Iraqi tension buildsafter terror arrest

Published October 2, 2006

BAGHDAD - Shiite politicians demanded changes in the Iraqi government Sunday, accusing a Sunni Arab party in the coalition of ties to terrorism after a bodyguard of its leader was arrested on suspicion of planning bomb attacks.

The dispute threatened a sectarian crisis within the national unity government of Prime Minister Nouri al-Maliki, which is struggling to contain spiraling Shiite-Sunni killings that the U.S. ambassador said have surpassed Sunni insurgent attacks in deadliness.

The potential government crisis erupted after U.S. troops arrested a bodyguard of leading Sunni politician Adnan al-Dulaimi on Friday, saying the man was suspected of leading an al-Qaida-linked cell that was "in the final stages" of carrying out a string of bombings in Baghdad's fortified Green Zone, the center of government and home to the U.S. and British embassies.

On Sunday, Baha el-Deen al-Araji, a lawmaker from the party of radical Shiite cleric Muqtada al-Sadr, accused Sunni politicians of having "direct and indirect links to Saddamists, Takfiris (Sunni radicals) and terrorists."

He demanded a "significant cabinet reshuffle" to change "ministries of security and public services dossiers."

U.S. Ambassador Zalmay Khalilzad and the top U.S. commander in Iraq, Gen.
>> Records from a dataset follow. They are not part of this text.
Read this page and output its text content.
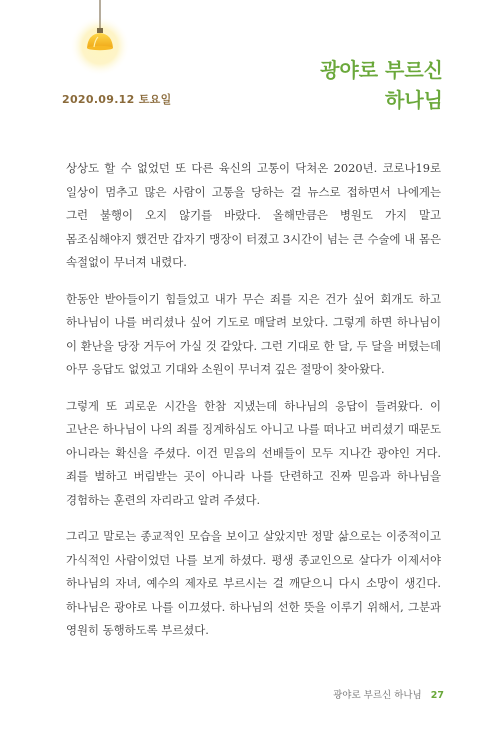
2020.09.12 토요일
광야로 부르신
하나님

상상도 할 수 없었던 또 다른 육신의 고통이 닥쳐온 2020년. 코로나19로 일상이 멈추고 많은 사람이 고통을 당하는 걸 뉴스로 접하면서 나에게는 그런 불행이 오지 않기를 바랐다. 올해만큼은 병원도 가지 말고 몸조심해야지 했건만 갑자기 맹장이 터졌고 3시간이 넘는 큰 수술에 내 몸은 속절없이 무너져 내렸다.

한동안 받아들이기 힘들었고 내가 무슨 죄를 지은 건가 싶어 회개도 하고 하나님이 나를 버리셨나 싶어 기도로 매달려 보았다. 그렇게 하면 하나님이 이 환난을 당장 거두어 가실 것 같았다. 그런 기대로 한 달, 두 달을 버텼는데 아무 응답도 없었고 기대와 소원이 무너져 깊은 절망이 찾아왔다.

그렇게 또 괴로운 시간을 한참 지냈는데 하나님의 응답이 들려왔다. 이 고난은 하나님이 나의 죄를 징계하심도 아니고 나를 떠나고 버리셨기 때문도 아니라는 확신을 주셨다. 이건 믿음의 선배들이 모두 지나간 광야인 거다. 죄를 벌하고 버림받는 곳이 아니라 나를 단련하고 진짜 믿음과 하나님을 경험하는 훈련의 자리라고 알려 주셨다.

그리고 말로는 종교적인 모습을 보이고 살았지만 정말 삶으로는 이중적이고 가식적인 사람이었던 나를 보게 하셨다. 평생 종교인으로 살다가 이제서야 하나님의 자녀, 예수의 제자로 부르시는 걸 깨닫으니 다시 소망이 생긴다. 하나님은 광야로 나를 이끄셨다. 하나님의 선한 뜻을 이루기 위해서, 그분과 영원히 동행하도록 부르셨다.

광야로 부르신 하나님 27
George Casey, sought to contain the political fallout, underlining in a joint statement that "the arrested individual had no ties to al-Dulaimi's family, nor is al-Dulaimi connected in any way to the suspect activities of the individual." Dulaimi denied any connection to militants.

Also Sunday:

- At least 23 people were killed in violence, and 21 bodies were found in Baghdad or to the south, many of them bound and tortured. In the evening, gunmen burst into a frozen food factory in Baghdad, kidnapping 24 workers and wounding two others.

- The U.S. military reported that two American soldiers were killed Saturday in fighting in western Anbar province - bringing to at least 70 the number of U.S. troops killed in September, the second-highest monthly toll this year.